Britain Test Fire New Land Ceptor Air Defense System in Baltic Sea
22:05 30.05.2018(updated 22:22 30.05.2018)
The British Army has completed the first firing trials of its new land-based medium range air defense missile system at a firing range in northern Sweden.
Video footage of the test of Land Ceptor, apparently taken in the wintertime, shows a test target taking off and being chased by one of the new air defense system's missiles before being blown out of the sky.
Land Ceptor developer MBDA Missile Systems has boasted that the test was a "milestone" "end-to-end system demonstration" for the project's development, and carried out at the Vidsel Test Range in Sweden.
The new system is expected to begin replacing the UK's existing Rapier air defense system in the early 2020s, with a sea-based version (called the Sea Ceptor) tested last September and expected to be deployed aboard Royal Navy frigates.

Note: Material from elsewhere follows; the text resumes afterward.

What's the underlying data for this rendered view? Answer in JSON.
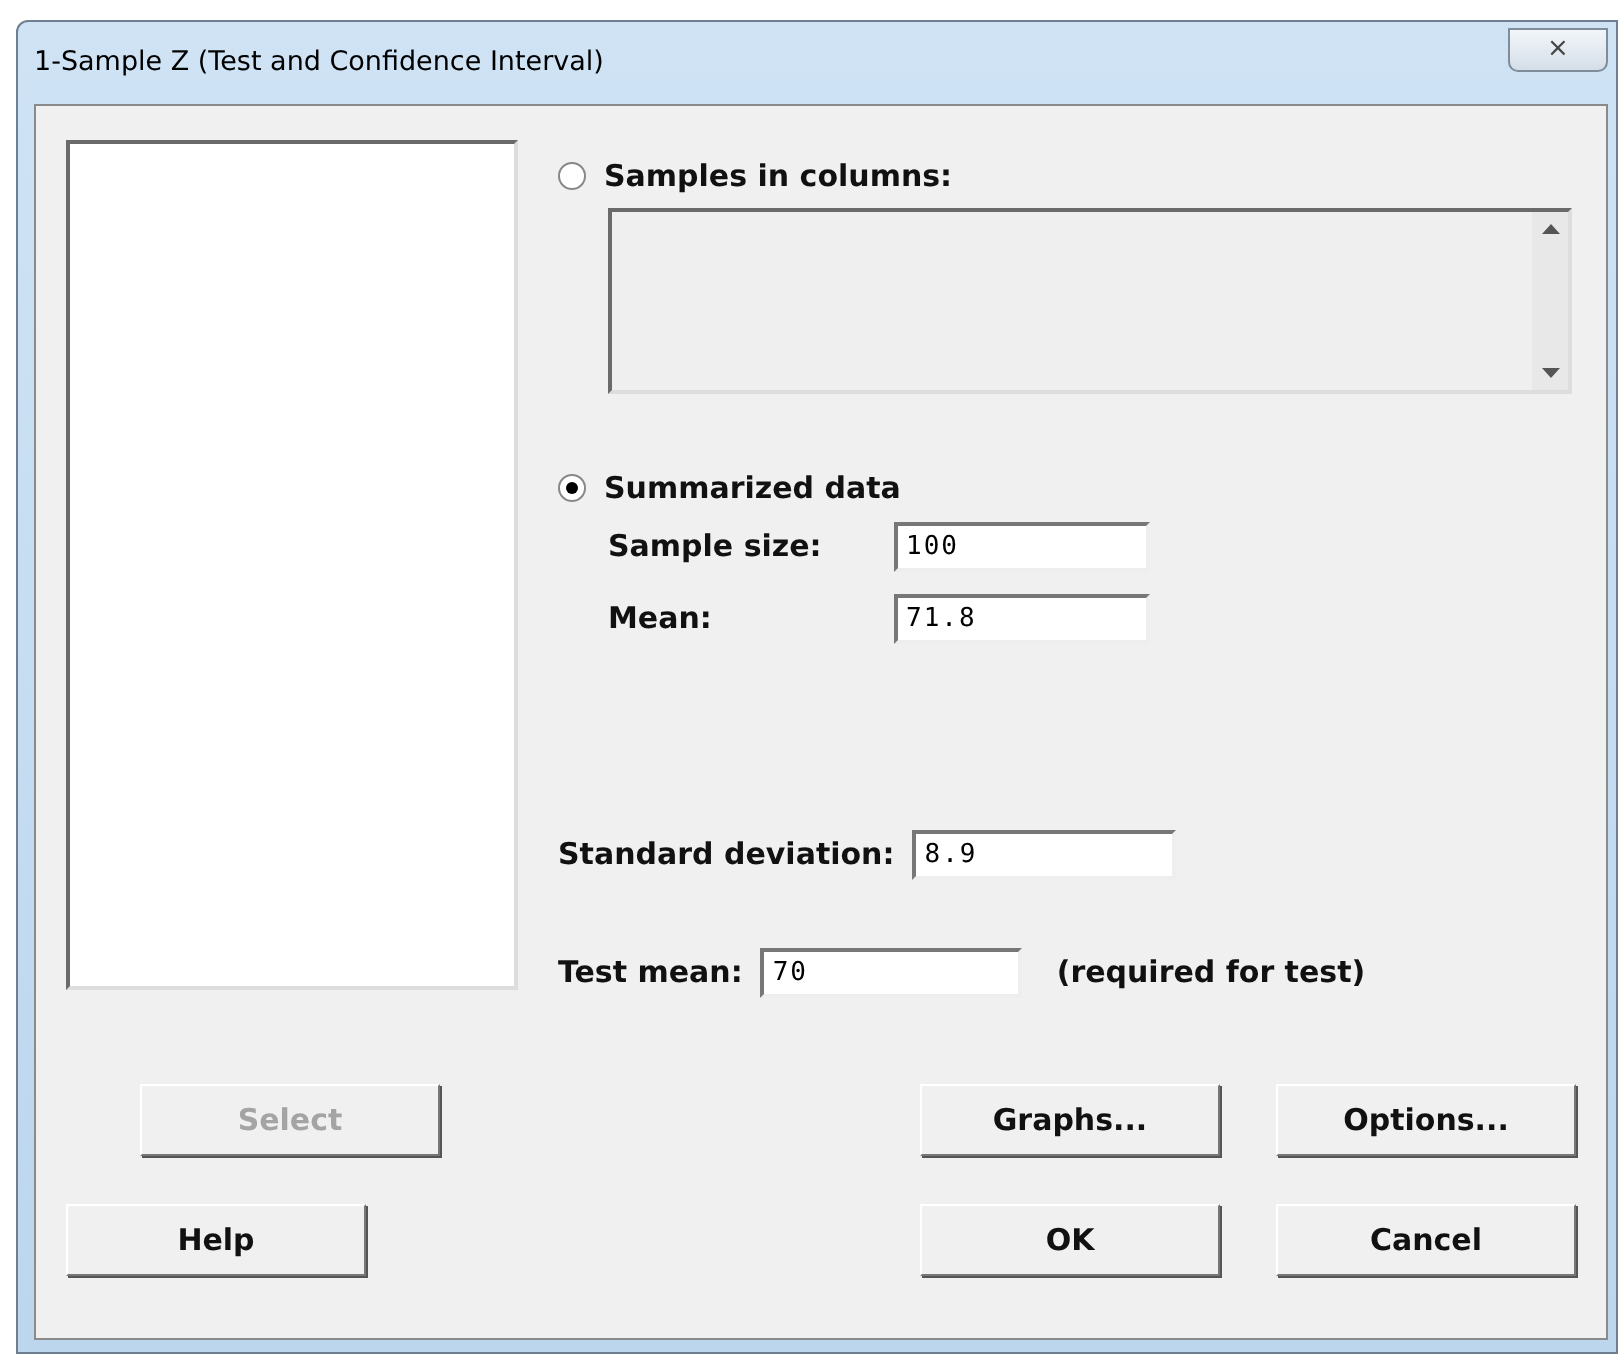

Like Russia's Pantsir-S1 combined surface-to-air missile and anti-aircraft artillery system, the Land Ceptor's missiles are designed to detect, track and intercept aircraft and missiles at short and medium ranges (stated to be between 1-25 km, compared with 20 km for the Pantsir). It's worth noting that Russia is working on the Pantsir-SM, expected to be completed in 2019, which will feature a missile with a 40 km range.
The British system, featuring the Common Anti-air Modular Missile (CAMM) itself, a mobile launcher and two support vehicles, is reported to have a deployment time of 20 minutes, compared with 5 minutes for the Pantsir system.
British Defense Secretary Gavin Williamson said that once deployed, the Land Ceptor "will be a formidable battlefield barrier," protecting British forces from enemy aircraft. "In the face of intensifying threats, it is vital that our Armed Forces have the capabilities to keep Britain safe," the official emphasized.